The second big Easter egg went to challenge-TE-2.wav test file, which was made setting Audacity Compressor 10:1 and amplify -5, which is similar to radio broadcast quality loss. The difference between challenge-TE-2.wav and challenge.wav is audible, but only discoverable with threshold>=0.99. The question is whether to accept these as similar. They certainly are similar, but this test file represents a loss of quality, and if we accept this loss of quality in a migration once, what happens if this file is migrated 50 times? The annotation is similar=true, and this is also our test result with default threshold=0.98, but perhaps the annotation should be false and the default threshold should be 0.99?
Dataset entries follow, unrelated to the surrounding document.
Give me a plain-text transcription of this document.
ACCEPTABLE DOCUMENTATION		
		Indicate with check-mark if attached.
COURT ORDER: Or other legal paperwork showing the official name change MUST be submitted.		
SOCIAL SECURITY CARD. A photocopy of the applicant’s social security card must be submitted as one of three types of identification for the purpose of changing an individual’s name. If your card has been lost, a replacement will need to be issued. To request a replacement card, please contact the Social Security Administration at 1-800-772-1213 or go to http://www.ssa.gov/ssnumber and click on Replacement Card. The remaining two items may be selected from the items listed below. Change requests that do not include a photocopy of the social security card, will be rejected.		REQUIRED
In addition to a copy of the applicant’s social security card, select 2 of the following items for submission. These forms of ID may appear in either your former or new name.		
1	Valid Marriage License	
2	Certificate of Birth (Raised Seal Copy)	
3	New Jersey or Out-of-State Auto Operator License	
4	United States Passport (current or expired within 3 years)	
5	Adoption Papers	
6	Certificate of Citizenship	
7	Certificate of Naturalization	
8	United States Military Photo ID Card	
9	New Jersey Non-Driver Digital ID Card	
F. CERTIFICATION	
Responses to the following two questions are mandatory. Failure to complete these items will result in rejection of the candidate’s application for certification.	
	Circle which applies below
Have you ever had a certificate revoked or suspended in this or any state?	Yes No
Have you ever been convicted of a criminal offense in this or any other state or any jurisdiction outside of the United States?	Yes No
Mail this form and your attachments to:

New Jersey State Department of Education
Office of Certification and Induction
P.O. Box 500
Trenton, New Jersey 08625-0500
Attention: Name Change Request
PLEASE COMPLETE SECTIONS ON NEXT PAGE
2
And then there is challenge-KFC-3.wav, where one channel is shifted a little less than 0.1 second, the file then cut to original length and both file and stream header updated to correct length. The difference here is certainly audible, and the test file sounds awful. The waveform-compare tool however only compares one channel (default channel 0) and outputs success with offset 0. The correctness benchmark result is thus similar=true, which is wrong. If waveform-compare is set to compare channel 1, it again outputs success, but this time with offset 3959 samples (82 millisecond, as the sample rate is 48kHz). This suggests that the tool should be run on both (all) channels, and the offsets compared. This may be introduced in future versions of the workflows. Unfortunately this entry was late, so no Easter egg was awarded 🙁

A Few Notes

Some settings are also relevant for the checks of 'trivial' properties. We for instance have a slack for the duration. This was introduced as we earlier have experienced that tools insert a short bit of silence to the end of the file in a migration. The default slack used in the benchmark is 10 milliseconds, but this may still be too little slack depending on the migration tool.